Keir Starmer has resisted pressure from rivals to publish all of his donors ahead of the Labour leadership election.
The frontrunner insisted he was sticking by party rules, which require donations to be declared through Parliamentary authorities.
But other candidates in the race to succeed Jeremy Corbyn say they have gone further – voluntarily publishing what they say are full donor lists on their websites.
Rebecca Long-Bailey and her allies have called for greater transparency from Mr Starmer, with shadow minister Jon Trickett suggesting the delays were "anti-democratic".
Mr Starmer criticised "this line of attack" when repeatedly pressed to reveal all of his donors during an interview for The Andrew Neil Show on the BBC.
"How can you say I'm hiding behind process when it's the Labour party process," Sir Keir said, when pressed on who his five biggest donors are.
"I've got a compliance team in place who are checking every donation is in accordance with the rules," he said.
"Once they've done that they pass it to the Parliamentary authorities for them to publish it. So two lots have gone up, another lot is with the Parliamentary authorities as of today, I'm following the rules."
While not saying who his biggest donors are, he did, however, say that the biggest donation he has received was £100,000 from fellow lawyer Robert Latham, which was published on Parliament's register of interests on Tuesday.
Asked if she thinks Sir Keir is hiding something, Ms Long-Bailey said that "I hope not".
"But I think it's fair to expect all leadership candidates to be transparent, come under scrutiny, because we will do as leader of the party and indeed as prime minister, so we should be as open as possible to show where our donations come from," she added.

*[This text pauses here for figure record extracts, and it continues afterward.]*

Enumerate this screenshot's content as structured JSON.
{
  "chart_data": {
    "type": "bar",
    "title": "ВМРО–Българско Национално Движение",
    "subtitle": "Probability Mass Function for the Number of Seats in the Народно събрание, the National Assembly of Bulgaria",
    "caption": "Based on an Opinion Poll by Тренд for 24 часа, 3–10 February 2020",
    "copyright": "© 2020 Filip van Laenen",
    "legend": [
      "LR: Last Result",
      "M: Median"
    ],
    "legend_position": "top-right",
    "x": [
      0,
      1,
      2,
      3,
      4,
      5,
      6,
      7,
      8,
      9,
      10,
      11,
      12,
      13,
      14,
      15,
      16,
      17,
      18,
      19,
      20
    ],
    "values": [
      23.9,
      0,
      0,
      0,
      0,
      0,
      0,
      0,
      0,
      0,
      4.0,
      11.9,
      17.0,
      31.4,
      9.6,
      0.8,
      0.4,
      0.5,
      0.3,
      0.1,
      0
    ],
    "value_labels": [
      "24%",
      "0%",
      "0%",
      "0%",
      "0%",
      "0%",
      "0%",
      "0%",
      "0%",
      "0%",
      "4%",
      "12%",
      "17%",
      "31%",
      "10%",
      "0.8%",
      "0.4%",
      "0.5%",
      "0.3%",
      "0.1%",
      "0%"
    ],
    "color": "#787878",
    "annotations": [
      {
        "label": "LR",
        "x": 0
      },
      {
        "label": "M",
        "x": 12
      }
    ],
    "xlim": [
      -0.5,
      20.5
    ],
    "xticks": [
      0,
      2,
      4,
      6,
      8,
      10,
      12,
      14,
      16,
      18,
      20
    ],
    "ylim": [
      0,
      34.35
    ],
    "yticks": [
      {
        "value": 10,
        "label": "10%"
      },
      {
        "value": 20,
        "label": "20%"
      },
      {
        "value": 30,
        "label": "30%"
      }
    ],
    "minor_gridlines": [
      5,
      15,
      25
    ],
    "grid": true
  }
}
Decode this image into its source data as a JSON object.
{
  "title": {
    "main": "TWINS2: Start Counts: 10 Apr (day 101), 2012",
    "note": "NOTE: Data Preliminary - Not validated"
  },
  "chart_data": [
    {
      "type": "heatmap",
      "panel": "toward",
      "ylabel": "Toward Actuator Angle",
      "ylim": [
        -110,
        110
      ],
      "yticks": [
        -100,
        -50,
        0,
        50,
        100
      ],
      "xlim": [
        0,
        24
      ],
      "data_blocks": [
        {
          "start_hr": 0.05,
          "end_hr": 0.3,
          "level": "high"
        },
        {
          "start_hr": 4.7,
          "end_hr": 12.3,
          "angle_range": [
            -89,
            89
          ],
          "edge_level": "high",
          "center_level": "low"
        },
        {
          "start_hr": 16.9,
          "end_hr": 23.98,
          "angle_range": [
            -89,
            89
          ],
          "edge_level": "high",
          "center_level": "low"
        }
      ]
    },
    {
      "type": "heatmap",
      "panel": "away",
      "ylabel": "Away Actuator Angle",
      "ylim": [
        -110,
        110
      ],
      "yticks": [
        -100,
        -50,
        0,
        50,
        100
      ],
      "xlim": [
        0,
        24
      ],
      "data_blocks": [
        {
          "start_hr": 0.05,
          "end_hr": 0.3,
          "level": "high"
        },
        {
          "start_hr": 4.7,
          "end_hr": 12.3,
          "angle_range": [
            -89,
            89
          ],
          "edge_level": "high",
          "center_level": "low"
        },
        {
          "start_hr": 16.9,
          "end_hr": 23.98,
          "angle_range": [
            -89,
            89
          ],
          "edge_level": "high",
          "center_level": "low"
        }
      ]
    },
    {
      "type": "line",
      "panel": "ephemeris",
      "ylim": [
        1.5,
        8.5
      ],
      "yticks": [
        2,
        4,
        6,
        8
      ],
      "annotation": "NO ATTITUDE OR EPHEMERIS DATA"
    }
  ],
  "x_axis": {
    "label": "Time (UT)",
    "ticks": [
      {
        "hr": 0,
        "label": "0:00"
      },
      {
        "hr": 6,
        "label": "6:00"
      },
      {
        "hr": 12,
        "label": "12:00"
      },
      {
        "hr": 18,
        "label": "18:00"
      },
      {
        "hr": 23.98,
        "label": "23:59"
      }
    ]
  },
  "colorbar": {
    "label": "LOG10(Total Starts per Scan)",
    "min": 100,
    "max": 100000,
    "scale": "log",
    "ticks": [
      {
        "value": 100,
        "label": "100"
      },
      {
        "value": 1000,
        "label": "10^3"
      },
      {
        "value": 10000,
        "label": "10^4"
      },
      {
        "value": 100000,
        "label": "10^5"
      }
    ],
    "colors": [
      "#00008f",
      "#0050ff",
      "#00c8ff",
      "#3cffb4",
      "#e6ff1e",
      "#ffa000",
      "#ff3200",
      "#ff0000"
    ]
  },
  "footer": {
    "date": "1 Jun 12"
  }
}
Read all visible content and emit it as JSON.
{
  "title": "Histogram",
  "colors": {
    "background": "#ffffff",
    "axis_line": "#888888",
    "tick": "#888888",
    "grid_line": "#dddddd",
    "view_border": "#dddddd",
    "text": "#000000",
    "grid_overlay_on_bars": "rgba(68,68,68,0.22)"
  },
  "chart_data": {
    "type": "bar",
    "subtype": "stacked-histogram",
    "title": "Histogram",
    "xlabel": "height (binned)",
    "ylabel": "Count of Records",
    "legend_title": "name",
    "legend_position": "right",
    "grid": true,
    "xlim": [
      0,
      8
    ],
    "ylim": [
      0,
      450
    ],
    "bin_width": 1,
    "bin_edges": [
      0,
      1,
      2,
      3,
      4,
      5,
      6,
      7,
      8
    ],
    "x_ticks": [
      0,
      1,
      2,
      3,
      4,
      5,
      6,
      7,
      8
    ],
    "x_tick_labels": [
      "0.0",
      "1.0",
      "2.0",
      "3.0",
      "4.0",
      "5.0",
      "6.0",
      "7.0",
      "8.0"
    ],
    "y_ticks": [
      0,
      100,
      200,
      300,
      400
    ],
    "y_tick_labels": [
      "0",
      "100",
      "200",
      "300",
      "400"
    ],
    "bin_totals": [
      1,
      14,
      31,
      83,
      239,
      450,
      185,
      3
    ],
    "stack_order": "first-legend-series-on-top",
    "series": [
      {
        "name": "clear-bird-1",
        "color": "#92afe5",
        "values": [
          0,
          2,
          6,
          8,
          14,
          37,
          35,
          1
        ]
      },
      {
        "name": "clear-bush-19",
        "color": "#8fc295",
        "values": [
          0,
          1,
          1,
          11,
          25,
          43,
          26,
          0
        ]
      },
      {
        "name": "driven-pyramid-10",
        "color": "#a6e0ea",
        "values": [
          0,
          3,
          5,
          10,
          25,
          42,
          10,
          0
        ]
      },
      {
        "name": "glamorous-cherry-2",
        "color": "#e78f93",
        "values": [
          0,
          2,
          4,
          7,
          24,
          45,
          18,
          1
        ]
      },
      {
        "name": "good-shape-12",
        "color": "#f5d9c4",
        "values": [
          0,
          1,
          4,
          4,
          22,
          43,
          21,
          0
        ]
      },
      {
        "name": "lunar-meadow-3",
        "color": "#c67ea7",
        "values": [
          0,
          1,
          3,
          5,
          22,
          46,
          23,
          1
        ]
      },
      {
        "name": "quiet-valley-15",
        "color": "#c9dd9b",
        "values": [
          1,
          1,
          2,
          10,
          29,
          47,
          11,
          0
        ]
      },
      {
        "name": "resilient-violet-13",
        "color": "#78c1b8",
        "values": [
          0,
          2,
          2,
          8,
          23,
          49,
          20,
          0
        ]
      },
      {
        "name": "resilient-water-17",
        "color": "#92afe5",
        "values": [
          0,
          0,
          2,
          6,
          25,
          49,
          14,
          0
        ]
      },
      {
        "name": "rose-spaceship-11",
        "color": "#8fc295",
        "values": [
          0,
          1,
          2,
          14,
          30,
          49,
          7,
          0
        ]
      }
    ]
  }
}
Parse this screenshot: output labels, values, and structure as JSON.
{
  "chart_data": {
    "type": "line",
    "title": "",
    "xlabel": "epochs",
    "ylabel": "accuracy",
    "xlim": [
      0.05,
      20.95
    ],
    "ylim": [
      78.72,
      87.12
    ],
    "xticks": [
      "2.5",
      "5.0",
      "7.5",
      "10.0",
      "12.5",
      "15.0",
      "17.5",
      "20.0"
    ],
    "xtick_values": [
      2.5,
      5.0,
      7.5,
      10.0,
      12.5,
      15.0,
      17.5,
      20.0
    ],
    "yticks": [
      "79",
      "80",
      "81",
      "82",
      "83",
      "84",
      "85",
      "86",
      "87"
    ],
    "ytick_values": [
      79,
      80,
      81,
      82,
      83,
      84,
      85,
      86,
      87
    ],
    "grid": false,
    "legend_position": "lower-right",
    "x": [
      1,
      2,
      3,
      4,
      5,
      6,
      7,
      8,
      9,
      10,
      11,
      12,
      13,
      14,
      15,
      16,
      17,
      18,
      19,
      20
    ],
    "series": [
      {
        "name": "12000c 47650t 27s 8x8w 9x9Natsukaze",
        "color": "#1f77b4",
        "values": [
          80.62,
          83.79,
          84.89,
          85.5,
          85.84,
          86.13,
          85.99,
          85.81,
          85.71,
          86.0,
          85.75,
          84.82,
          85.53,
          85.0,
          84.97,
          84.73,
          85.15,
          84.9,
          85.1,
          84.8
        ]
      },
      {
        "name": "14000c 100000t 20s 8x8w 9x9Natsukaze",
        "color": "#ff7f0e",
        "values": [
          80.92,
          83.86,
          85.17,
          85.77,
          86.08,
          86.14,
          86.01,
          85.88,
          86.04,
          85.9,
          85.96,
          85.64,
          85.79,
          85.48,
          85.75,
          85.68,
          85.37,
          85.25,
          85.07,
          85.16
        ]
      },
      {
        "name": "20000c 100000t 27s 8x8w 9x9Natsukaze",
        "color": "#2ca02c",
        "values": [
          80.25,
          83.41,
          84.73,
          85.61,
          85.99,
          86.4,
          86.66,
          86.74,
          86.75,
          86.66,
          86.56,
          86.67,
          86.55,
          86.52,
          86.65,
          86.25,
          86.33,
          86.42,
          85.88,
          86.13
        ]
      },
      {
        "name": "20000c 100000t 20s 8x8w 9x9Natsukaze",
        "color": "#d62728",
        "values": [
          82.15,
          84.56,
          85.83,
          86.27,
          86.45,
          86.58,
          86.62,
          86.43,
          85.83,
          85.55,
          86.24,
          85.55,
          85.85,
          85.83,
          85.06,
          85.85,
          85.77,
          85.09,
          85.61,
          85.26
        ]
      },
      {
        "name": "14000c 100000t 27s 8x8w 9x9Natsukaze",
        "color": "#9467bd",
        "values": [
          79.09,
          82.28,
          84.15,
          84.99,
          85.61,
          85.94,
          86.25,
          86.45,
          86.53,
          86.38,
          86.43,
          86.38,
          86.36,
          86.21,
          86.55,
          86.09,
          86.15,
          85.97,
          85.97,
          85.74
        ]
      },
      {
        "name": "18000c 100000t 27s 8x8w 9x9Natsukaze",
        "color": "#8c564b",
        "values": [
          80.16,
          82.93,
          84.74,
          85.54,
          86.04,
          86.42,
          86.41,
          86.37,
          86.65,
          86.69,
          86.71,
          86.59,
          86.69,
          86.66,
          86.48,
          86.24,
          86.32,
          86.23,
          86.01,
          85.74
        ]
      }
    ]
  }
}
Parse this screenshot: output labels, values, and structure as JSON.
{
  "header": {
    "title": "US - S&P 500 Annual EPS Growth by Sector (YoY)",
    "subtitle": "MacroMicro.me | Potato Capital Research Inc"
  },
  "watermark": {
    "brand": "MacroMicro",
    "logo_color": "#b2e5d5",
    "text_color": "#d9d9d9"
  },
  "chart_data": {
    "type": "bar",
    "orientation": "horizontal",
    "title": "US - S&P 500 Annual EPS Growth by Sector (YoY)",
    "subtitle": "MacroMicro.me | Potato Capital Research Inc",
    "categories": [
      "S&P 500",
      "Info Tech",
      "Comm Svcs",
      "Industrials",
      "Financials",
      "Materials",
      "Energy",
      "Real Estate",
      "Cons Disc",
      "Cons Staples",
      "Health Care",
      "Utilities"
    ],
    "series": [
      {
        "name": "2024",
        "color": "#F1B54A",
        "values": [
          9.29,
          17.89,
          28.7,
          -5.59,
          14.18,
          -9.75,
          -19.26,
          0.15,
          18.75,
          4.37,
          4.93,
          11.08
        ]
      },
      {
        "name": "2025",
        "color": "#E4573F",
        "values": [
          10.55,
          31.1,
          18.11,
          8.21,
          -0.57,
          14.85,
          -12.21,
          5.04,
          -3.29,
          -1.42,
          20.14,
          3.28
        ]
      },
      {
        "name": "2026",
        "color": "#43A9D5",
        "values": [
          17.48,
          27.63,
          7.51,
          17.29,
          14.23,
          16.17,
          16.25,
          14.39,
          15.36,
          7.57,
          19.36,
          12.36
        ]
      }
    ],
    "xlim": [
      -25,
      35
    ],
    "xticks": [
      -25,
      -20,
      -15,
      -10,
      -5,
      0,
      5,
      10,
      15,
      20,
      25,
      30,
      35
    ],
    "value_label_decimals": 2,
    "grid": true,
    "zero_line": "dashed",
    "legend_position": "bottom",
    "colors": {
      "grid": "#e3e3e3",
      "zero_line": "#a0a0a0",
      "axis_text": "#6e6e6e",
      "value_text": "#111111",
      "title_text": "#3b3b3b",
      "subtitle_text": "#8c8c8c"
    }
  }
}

"It's important to do that because there's always an assumption that you don't get something for nothing in this world and those who donate to your campaign will expect to be repaid in some way in the future."
Ms Long-Bailey was subjected to her own grilling by the veteran journalist, during which she declined to revise her 10/10 rating of Mr Corbyn, saying "it's not Top Trumps".
The shadow business secretary insisted she is not the "continuity Corbyn" candidate which some cast her as, dismissing claims she is the outgoing leader in a different wrapper.
"It's not the same old chocolate Corbyn bar," she said, before being grilled on the anti-Semitism that has blighted the Labour Party.
She admitted regretting not directly challenging a member at a recent event in Liverpool who claimed "members of the Israeli lobby" including Jewish Labour MP Dame Margaret Hodge had the greatest responsibility for preventing Mr Corbyn from becoming prime minister.
"In my response I thought at the time that I had been implicit in explaining why this particular gentleman was wrong but with retrospect I should've called that out directly because it was anti-Semitic," she said.
"I should have challenged that specific element of that gentleman's contribution directly and I wish I had done that because it was an anti-Semitic statement to make."
Sir Keir continued to decline directly criticising Mr Corbyn, who led Labour to its worst general election defeat since 1935 but is still revered by some members who will choose the next leader.
But he did not deny that he was "appalled by the awfulness" of the outgoing leader, as has been claimed by Labour peer Lord Falconer.
And Sir Keir said it was "utter nonsense" that he had undermined Mr Corbyn by not towing the leader's line when he said he would campaign to remain in any further EU referendum.
The final leadership contender, Lisa Nandy, subjected herself to Mr Neil's scrutiny in January.
Members and supporters began receiving ballots on February 24.
Voting closes two days before the new leader is announced on April 4.